La France est en première ligne de ce mauvais combat. Une proposition de loi actuellement en
discussion au parlement permettrait la rétention administrative anticipée des personnes « dubliné.e.s
*», puis, début 2018, un projet de loi sur l’immigration et l’asile risque d’accroître encore le dispositif
de répression à l’encontre de l’ensemble des étrangers. Sans attendre l’adoption de ces réformes, le
ministre de l’Intérieur, via une circulaire en date du 20 novembre, a exhorté les préfets à obtenir des
résultats rapides en matière d’expulsion de personnes en situation irrégulière. Pour ajouter encore au
caractère inacceptable de cette politique, d’autres mesures sont envisagées qui remettraient en
question le principe de l’accueil inconditionnel dans les structures d’hébergement d’urgence, et
viseraient à contraindre les acteurs associatifs opérant dans ces centres à participer au tri entre «
bons » et « mauvais » migrants.
L’action extérieure de la France est à l’avenant. Le Président Macron s’indigne du traitement des
migrants détenus en Libye, et des marchés aux esclaves, qu’il feint de découvrir quand les ONG
alertent sur leur existence depuis plusieurs années.
Mais ni la France ni l’Europe n’envisagent de renoncer à financer les « autorités » libyennes pour
qu’elles continuent de bloquer les migrants, et donc à fermer les yeux sur les violences et les trafics
dont elles se rendent de fait complices.
L’argumentaire est toujours le même : la France, comme l’Europe, ne peut pas accueillir toute la
misère du monde… Sauf que « toute la misère du monde » n’a aucunement l’intention de venir en
France ou en Europe ! Les chiffres l’attestent clairement. Entêtées dans cette logique manichéenne
de tri, les autorités des pays européens refusent d’admettre que les causes des migrations sont
multiples, et d’envisager, en conséquence, que les critères pour accueillir et accorder une protection
le soient aussi.
Dans nos actions de terrain, nous, associations et organisations citoyennes, constatons
quotidiennement les conséquences de ces orientations : maltraitance des migrants, violation de leurs
droits fondamentaux, criminalisation des bénévoles, affaiblissement des principes guidant le travail
social et la protection des personnes les plus fragiles, et donc les fondements mêmes de la solidarité
nationale.
Cette politique se développe sans concertation large avec les centaines d’associations locales,
collectifs citoyens ou organisations nationales qui travaillent aux côtés des personnes migrantes.
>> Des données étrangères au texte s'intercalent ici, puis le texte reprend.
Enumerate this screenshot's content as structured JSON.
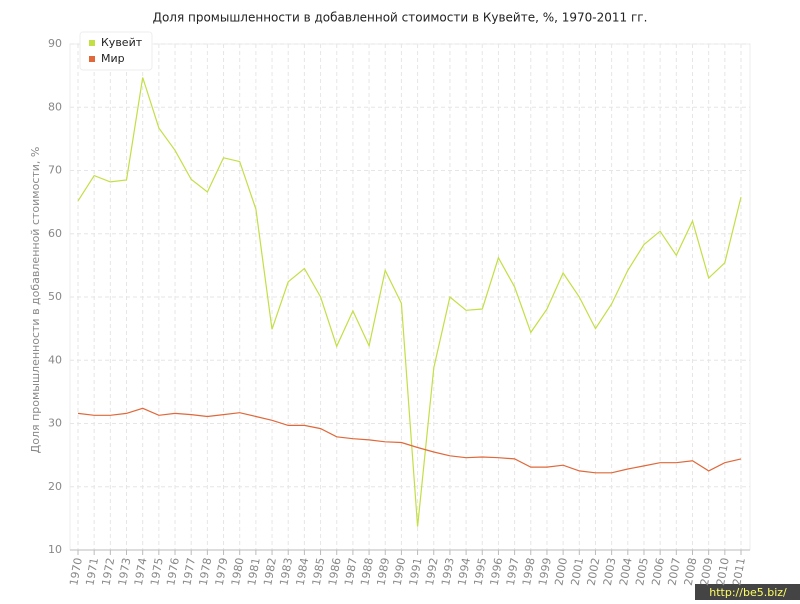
{
  "chart_data": {
    "type": "line",
    "title": "Доля промышленности в добавленной стоимости в Кувейте, %, 1970-2011 гг.",
    "y_label": "Доля промышленности в добавленной стоимости, %",
    "watermark": "http://be5.biz/",
    "categories": [
      "1970",
      "1971",
      "1972",
      "1973",
      "1974",
      "1975",
      "1976",
      "1977",
      "1978",
      "1979",
      "1980",
      "1981",
      "1982",
      "1983",
      "1984",
      "1985",
      "1986",
      "1987",
      "1988",
      "1989",
      "1990",
      "1991",
      "1992",
      "1993",
      "1994",
      "1995",
      "1996",
      "1997",
      "1998",
      "1999",
      "2000",
      "2001",
      "2002",
      "2003",
      "2004",
      "2005",
      "2006",
      "2007",
      "2008",
      "2009",
      "2010",
      "2011"
    ],
    "series": [
      {
        "name": "Кувейт",
        "color": "#c2df45",
        "values": [
          65.2,
          69.2,
          68.2,
          68.5,
          84.7,
          76.7,
          73.2,
          68.6,
          66.6,
          72.0,
          71.4,
          63.9,
          44.9,
          52.4,
          54.5,
          50.0,
          42.2,
          47.8,
          42.3,
          54.2,
          49.0,
          13.7,
          38.8,
          50.0,
          47.9,
          48.1,
          56.2,
          51.6,
          44.4,
          48.1,
          53.8,
          50.0,
          45.0,
          48.9,
          54.2,
          58.3,
          60.4,
          56.6,
          62.0,
          53.0,
          55.4,
          65.8
        ]
      },
      {
        "name": "Мир",
        "color": "#e0683a",
        "values": [
          31.6,
          31.3,
          31.3,
          31.6,
          32.4,
          31.3,
          31.6,
          31.4,
          31.1,
          31.4,
          31.7,
          31.1,
          30.5,
          29.7,
          29.7,
          29.2,
          27.9,
          27.6,
          27.4,
          27.1,
          27.0,
          26.2,
          25.5,
          24.9,
          24.6,
          24.7,
          24.6,
          24.4,
          23.1,
          23.1,
          23.4,
          22.5,
          22.2,
          22.2,
          22.8,
          23.3,
          23.8,
          23.8,
          24.1,
          22.5,
          23.8,
          24.4
        ]
      }
    ],
    "ylim": [
      10,
      90
    ],
    "yticks": [
      10,
      20,
      30,
      40,
      50,
      60,
      70,
      80,
      90
    ],
    "grid": true,
    "legend": "top-left"
  }
}
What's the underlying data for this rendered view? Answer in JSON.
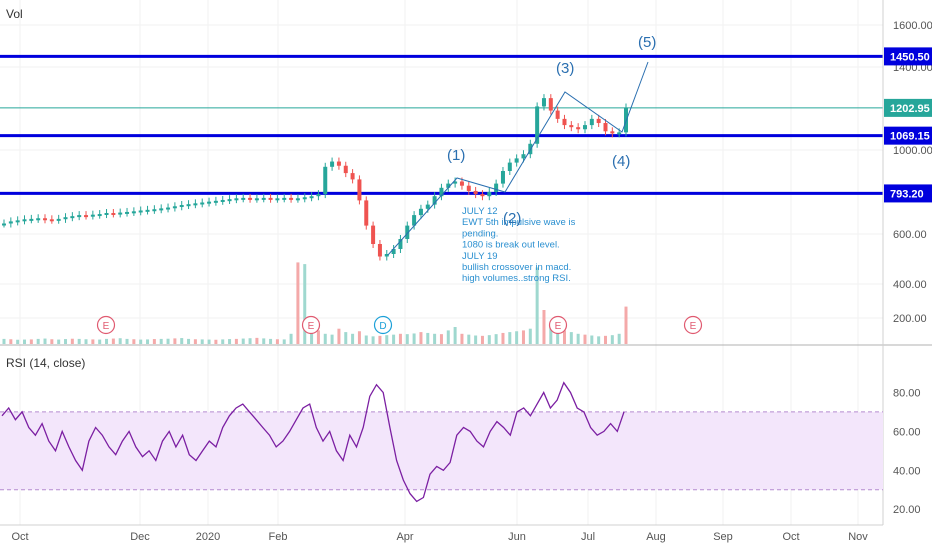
{
  "chart_data": [
    {
      "type": "line",
      "title": "Vol",
      "yticks": [
        "1600.00",
        "1400.00",
        "1000.00",
        "800.00",
        "600.00",
        "400.00",
        "200.00"
      ],
      "ytick_values": [
        1600,
        1400,
        1000,
        800,
        600,
        400,
        200
      ],
      "ylim": [
        90,
        1700
      ],
      "xlabels": [
        "Oct",
        "Dec",
        "2020",
        "Feb",
        "Apr",
        "Jun",
        "Jul",
        "Aug",
        "Sep",
        "Oct",
        "Nov"
      ],
      "series": [
        {
          "values": [
            650,
            660,
            665,
            670,
            672,
            675,
            670,
            668,
            672,
            680,
            685,
            690,
            688,
            692,
            695,
            700,
            698,
            702,
            705,
            708,
            712,
            715,
            718,
            722,
            726,
            732,
            738,
            742,
            746,
            750,
            754,
            758,
            762,
            766,
            770,
            772,
            768,
            770,
            772,
            768,
            770,
            772,
            768,
            770,
            775,
            780,
            790,
            920,
            945,
            925,
            890,
            860,
            760,
            640,
            560,
            510,
            520,
            540,
            580,
            640,
            690,
            720,
            740,
            780,
            820,
            840,
            850,
            830,
            805,
            790,
            780,
            800,
            840,
            900,
            940,
            960,
            980,
            1030,
            1210,
            1250,
            1190,
            1150,
            1120,
            1110,
            1100,
            1120,
            1150,
            1130,
            1090,
            1080,
            1085,
            1205
          ]
        }
      ],
      "hlines": [
        {
          "value": 1450.5,
          "label": "1450.50",
          "color": "#0000dd"
        },
        {
          "value": 1202.95,
          "label": "1202.95",
          "color": "#26a69a"
        },
        {
          "value": 1069.15,
          "label": "1069.15",
          "color": "#0000dd"
        },
        {
          "value": 793.2,
          "label": "793.20",
          "color": "#0000dd"
        }
      ],
      "volume": [
        30,
        28,
        25,
        26,
        27,
        30,
        32,
        28,
        26,
        29,
        31,
        30,
        28,
        27,
        26,
        30,
        32,
        34,
        30,
        28,
        26,
        27,
        29,
        30,
        31,
        33,
        35,
        30,
        28,
        27,
        26,
        25,
        27,
        29,
        30,
        32,
        34,
        36,
        33,
        30,
        28,
        27,
        60,
        480,
        470,
        150,
        80,
        60,
        55,
        90,
        70,
        60,
        75,
        50,
        45,
        48,
        52,
        55,
        60,
        58,
        62,
        70,
        65,
        60,
        58,
        80,
        100,
        60,
        55,
        50,
        48,
        52,
        58,
        65,
        70,
        75,
        80,
        90,
        450,
        200,
        120,
        90,
        80,
        70,
        60,
        55,
        50,
        45,
        48,
        52,
        60,
        220
      ],
      "wave_labels": [
        "(1)",
        "(2)",
        "(3)",
        "(4)",
        "(5)"
      ],
      "events": [
        "E",
        "E",
        "D",
        "E",
        "E"
      ],
      "annotation": [
        "JULY 12",
        "EWT 5th impulsive wave is",
        "pending.",
        "1080 is break out level.",
        "JULY 19",
        "bullish crossover in macd.",
        "high volumes..strong RSI."
      ]
    },
    {
      "type": "line",
      "title": "RSI (14, close)",
      "yticks": [
        "80.00",
        "60.00",
        "40.00",
        "20.00"
      ],
      "ytick_values": [
        80,
        60,
        40,
        20
      ],
      "ylim": [
        17,
        90
      ],
      "band": [
        30,
        70
      ],
      "series": [
        {
          "values": [
            68,
            72,
            66,
            70,
            62,
            58,
            64,
            55,
            50,
            60,
            52,
            45,
            40,
            55,
            62,
            58,
            52,
            48,
            55,
            60,
            52,
            47,
            50,
            45,
            55,
            60,
            52,
            58,
            48,
            45,
            50,
            55,
            52,
            62,
            68,
            72,
            74,
            70,
            66,
            62,
            58,
            52,
            55,
            60,
            66,
            72,
            74,
            62,
            55,
            60,
            50,
            45,
            58,
            52,
            62,
            78,
            84,
            80,
            62,
            45,
            35,
            28,
            24,
            26,
            38,
            42,
            40,
            44,
            58,
            62,
            60,
            55,
            52,
            60,
            65,
            62,
            58,
            70,
            72,
            68,
            74,
            80,
            72,
            76,
            85,
            80,
            72,
            70,
            62,
            58,
            60,
            64,
            60,
            70
          ]
        }
      ]
    }
  ]
}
En
dépit de nos demandes, le gouvernement se barricade derrière ses certitudes, se limitant à quelques
rencontres avec certains acteurs pour les informer de ses décisions et confirmer son choix de
pratiques démagogiques, au demeurant dénuées de réalisme, érodant chaque jour un peu plus nos
chances de construire un futur fait de droits, de solidarité et de respect.
Dans ce contexte plus qu’inquiétant, nous avons pris l’initiative, le 21 novembre, de lancer les «
États généraux des Migrations ». D’abord marqués par des rencontres en régions de tous les acteurs
citoyens impliqués, les idées et propositions qui en émergeront seront ensuite discutées à l’occasion
d’une session nationale plénière prévue au printemps prochain. Notre objectif est de faire ressortir
des revendications communes et des propositions concrètes pour une autre politique migratoire,
respectueuse des droits fondamentaux.
Ce 18 décembre, en soutien à tous et toutes les migrant e s, nous ⋅ ⋅ sommes fermement décidés à
promouvoir un changement radical qui mette un terme à ces politiques migratoires aux
conséquences humaines dramatiques.

*On utilise cette expression pour désigner les personnes « placées en procédure Dublin », c’est-à-dire
que le règlement européen Dublin III autorise à renvoyer dans l’État de l’UE par lequel elles
ont transité avant d’arriver en France.